I believe it’s a pocket gopher. If you look at the photo you can see roughly two lobes that make a heart shape. The top of the heart, the cleavage is at about 4-4:30 of the pile. The hole is under that part of the pile. Each lobe is made from either leg kicking soil out of the hole.
Most often the hole will branch out into a corridor, so you’ll have two holes.
Gotta dig down to those and trap each side. I wire all my traps in pairs and then just wrap it around a stake mid point of the wire to hold it.
I probe the ground to find the direction of the tunnel and use a large serving spoon to dig out the exit hole in the mound until finding the tunnel.

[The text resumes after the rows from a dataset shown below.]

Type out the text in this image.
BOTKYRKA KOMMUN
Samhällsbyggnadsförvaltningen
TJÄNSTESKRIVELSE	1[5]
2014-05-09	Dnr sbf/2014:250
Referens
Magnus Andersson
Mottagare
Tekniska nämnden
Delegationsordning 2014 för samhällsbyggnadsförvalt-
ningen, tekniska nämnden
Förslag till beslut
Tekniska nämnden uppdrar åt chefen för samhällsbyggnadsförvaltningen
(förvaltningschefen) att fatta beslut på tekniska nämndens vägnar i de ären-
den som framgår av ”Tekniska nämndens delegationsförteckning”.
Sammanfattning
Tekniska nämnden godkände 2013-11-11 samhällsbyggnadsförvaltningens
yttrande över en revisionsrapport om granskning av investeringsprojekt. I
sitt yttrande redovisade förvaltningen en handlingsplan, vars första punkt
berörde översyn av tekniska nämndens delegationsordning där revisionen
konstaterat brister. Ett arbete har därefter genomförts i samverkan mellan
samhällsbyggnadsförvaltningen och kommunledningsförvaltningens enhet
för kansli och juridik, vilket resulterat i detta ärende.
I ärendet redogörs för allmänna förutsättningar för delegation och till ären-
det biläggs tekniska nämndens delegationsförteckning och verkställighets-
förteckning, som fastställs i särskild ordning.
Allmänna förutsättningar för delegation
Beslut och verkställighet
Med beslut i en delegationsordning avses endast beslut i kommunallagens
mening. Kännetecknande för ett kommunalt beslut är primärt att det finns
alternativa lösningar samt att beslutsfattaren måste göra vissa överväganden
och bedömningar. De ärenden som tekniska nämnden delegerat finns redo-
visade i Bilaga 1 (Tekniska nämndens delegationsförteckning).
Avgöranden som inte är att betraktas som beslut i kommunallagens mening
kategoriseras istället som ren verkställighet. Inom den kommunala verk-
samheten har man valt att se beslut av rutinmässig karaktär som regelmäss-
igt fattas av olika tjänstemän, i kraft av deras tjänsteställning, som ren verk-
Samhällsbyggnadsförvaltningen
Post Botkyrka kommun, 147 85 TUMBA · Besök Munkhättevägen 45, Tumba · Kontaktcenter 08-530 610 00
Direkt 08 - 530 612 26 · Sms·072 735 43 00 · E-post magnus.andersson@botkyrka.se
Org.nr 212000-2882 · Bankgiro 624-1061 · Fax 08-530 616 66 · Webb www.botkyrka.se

The secret to use the gophinator for me anyway is to enlarge the exit hole to twice the diameter so the gopher has to push a whole lot of dirt to fill it. I put the trap just under the surface into the enlarged hole with a wire attached to a substantial stake. After catching one, just pull it out, and backfilll the hole with the dirt mound the dirt the gopher already has on the ground. Much less damage to the lawn vs digging a hole and using two traps.
I’m 100% on this method. Don’t have a count but I’ve trapped one a week or more for 30 years we lived here.
I use a wire and substantial stake because coyotes cruise our yard and if they cross a trap location, they dig it out and have dinner.